The Great Rent Wars: New York, 1917-1929

Publication date: October 21, 2013

A groundbreaking account of the early history of rent control

Written by one of the country’s foremost urban historians, The Great Rent Wars tells the fascinating but little-known story of the battles between landlords and tenants in the nation’s largest city from 1917 through 1929. These conflicts were triggered by the post-war housing shortage, which prompted landlords to raise rents, drove tenants to go on rent strikes, and spurred the state legislature, a conservative body dominated by upstate Republicans, to impose rent control in New York, a radical and unprecedented step that transformed landlord-tenant relations.
 
The Great Rent Wars traces the tumultuous history of rent control in New York from its inception to its expiration as it unfolded in New York, Albany, and Washington, D.C. At the heart of this story are such memorable figures as Al Smith, Fiorello H. La Guardia, and Oliver Wendell Holmes, as well as a host of tenants, landlords, judges, and politicians who have long been forgotten.
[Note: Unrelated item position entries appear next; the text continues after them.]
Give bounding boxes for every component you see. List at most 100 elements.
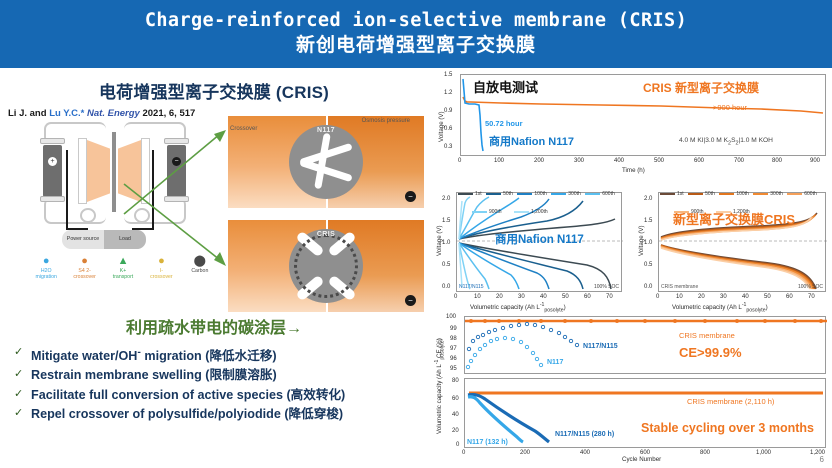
- series-n117n115: [467, 393, 550, 444]
- x-tick: 40: [540, 294, 547, 300]
- y-tick: 0.5: [644, 262, 653, 268]
- tank-right-cap-top: [164, 138, 189, 144]
- x-tick: 900: [810, 158, 821, 164]
- flow-cell-schematic: + − P: [14, 114, 214, 294]
- legend-label-sub: Carbon: [191, 268, 209, 274]
- y-tick: 95: [450, 366, 457, 372]
- y-tick: 1.0: [442, 240, 451, 246]
- bullet-text: Facilitate full conversion of active spe…: [31, 388, 345, 404]
- legend-entry: 100th: [719, 191, 749, 197]
- x-tick: 800: [700, 450, 711, 456]
- y-tick: 2.0: [442, 196, 451, 202]
- legend-label-main: S4 2-: [78, 268, 91, 274]
- x-tick: 30: [518, 294, 525, 300]
- check-icon: ✓: [14, 368, 24, 381]
- legend-swatch: [517, 192, 533, 195]
- membrane-name-label: CRIS: [316, 231, 336, 238]
- annotation-stable-cycling: Stable cycling over 3 months: [641, 421, 814, 435]
- pipe-right-bottom: [124, 198, 186, 224]
- x-tick: 60: [786, 294, 793, 300]
- legend-entry: 1,200th: [715, 209, 750, 215]
- chart-title-cn: 新型离子交换膜CRIS: [673, 212, 796, 227]
- legend-entry: 600th: [585, 191, 615, 197]
- green-heading: 利用疏水带电的碳涂层→: [125, 320, 302, 337]
- water-molecule-icon: ●: [42, 255, 50, 268]
- check-icon: ✓: [14, 406, 24, 419]
- series-n117n115-points: [466, 321, 580, 352]
- iodide-ion-icon: ●: [158, 255, 165, 268]
- corner-label-left: N117/N115: [459, 284, 484, 290]
- legend-entry: 1st: [458, 191, 482, 197]
- legend-swatch: [458, 192, 473, 195]
- y-tick: 1.5: [442, 218, 451, 224]
- corner-label-left: CRIS membrane: [661, 284, 699, 290]
- list-item: ✓ Facilitate full conversion of active s…: [14, 388, 428, 404]
- chart-cycling-performance: CE (%) 100 99 98 97 96 95: [432, 314, 832, 463]
- x-tick: 800: [772, 158, 783, 164]
- y-tick: 1.5: [444, 72, 453, 78]
- annotation-nafion: 商用Nafion N117: [489, 136, 574, 148]
- membrane-divider: [112, 132, 116, 212]
- x-tick: 50: [562, 294, 569, 300]
- membrane-name-label: N117: [317, 127, 335, 134]
- x-tick: 300: [574, 158, 585, 164]
- legend-entry: 300th: [753, 191, 783, 197]
- annotation-n117n115-hours: N117/N115 (280 h): [555, 431, 615, 438]
- osmosis-pressure-tag: Osmosis pressure: [361, 118, 410, 124]
- x-axis-label: Volumetric capacity (Ah L-1posolyte): [672, 302, 768, 314]
- bullet-sup: -: [137, 346, 141, 358]
- x-tick: 20: [496, 294, 503, 300]
- legend-swatch: [472, 210, 487, 213]
- load-label: Load: [104, 230, 146, 249]
- power-source-label: Power source: [66, 235, 100, 242]
- legend-label-main: H2O: [40, 268, 52, 274]
- title-chinese: 新创电荷增强型离子交换膜: [295, 34, 536, 56]
- y-tick: 0.3: [444, 144, 453, 150]
- x-tick: 30: [720, 294, 727, 300]
- check-icon: ✓: [14, 387, 24, 400]
- list-item: ✓ Repel crossover of polysulfide/polyiod…: [14, 407, 428, 423]
- pipe-left-bottom: [44, 198, 106, 224]
- pump-right: [134, 208, 150, 223]
- electrode-right: [141, 138, 150, 204]
- legend-entry: 50th: [486, 191, 513, 197]
- legend-swatch: [787, 192, 803, 195]
- legend-entry: 1,200th: [513, 209, 548, 215]
- x-tick: 0: [656, 294, 660, 300]
- carbon-coating-ring: [294, 234, 358, 298]
- x-tick: 400: [580, 450, 591, 456]
- left-panel-heading: 电荷增强型离子交换膜 (CRIS): [98, 83, 330, 102]
- title-english: Charge-reinforced ion-selective membrane…: [144, 10, 688, 32]
- bullet-en: Restrain membrane swelling: [31, 368, 202, 383]
- x-tick: 20: [698, 294, 705, 300]
- membrane-illustration-cris: CRIS −: [228, 220, 424, 312]
- legend-entry: 100th: [517, 191, 547, 197]
- corner-label-right: 100% SOC: [593, 284, 619, 290]
- membrane-illustration-n117: N117 Crossover Osmosis pressure −: [228, 116, 424, 208]
- x-tick: 200: [534, 158, 545, 164]
- legend-entry: 900th: [472, 209, 502, 215]
- membrane-zoom-disc: [289, 229, 363, 303]
- bullet-en: Facilitate full conversion of active spe…: [31, 387, 283, 402]
- legend-label-sub: crossover: [150, 273, 173, 280]
- y-tick: 97: [450, 346, 457, 352]
- x-tick: 100: [494, 158, 505, 164]
- x-tick: 400: [614, 158, 625, 164]
- chart-legend: 1st 50th 100th 300th 600th 900th 1,200th: [458, 182, 626, 218]
- power-source-load-box: Power source Load: [62, 230, 146, 249]
- x-axis-label: Time (h): [622, 167, 645, 174]
- y-tick: 1.0: [644, 240, 653, 246]
- y-tick: 100: [446, 314, 457, 320]
- pore-channel: [299, 158, 353, 183]
- left-panel: 电荷增强型离子交换膜 (CRIS) Li J. and Lu Y.C.* Nat…: [0, 68, 428, 468]
- pump-left: [80, 208, 96, 223]
- y-tick: 1.2: [444, 90, 453, 96]
- legend-entry: 1st: [660, 191, 684, 197]
- series-cris: [462, 96, 824, 114]
- bullet-text: Mitigate water/OH- migration (降低水迁移): [31, 346, 277, 365]
- slide-number: 6: [819, 455, 824, 464]
- bullet-text: Restrain membrane swelling (限制膜溶胀): [31, 368, 277, 384]
- series-nafion: [462, 78, 484, 152]
- negative-charge-icon: −: [405, 191, 416, 202]
- chart-voltage-profile-n117: Voltage (V) 2.0 1.5 1.0 0.5 0.0: [432, 182, 628, 313]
Fogelson also explores the heated debates over landlord-tenant law, housing policy, and other issues that are as controversial today as they were a century ago.


About the authors

Robert M. Fogelson was born and raised in New York City. He is professor emeritus of urban studies and history at the Massachusetts Institute of Technology and author of several books, including Downtown: Its Rise and Fall, 1880–1930, and Bourgeois Nightmares: Suburbia, 1870­–1950, both published by Yale University Press.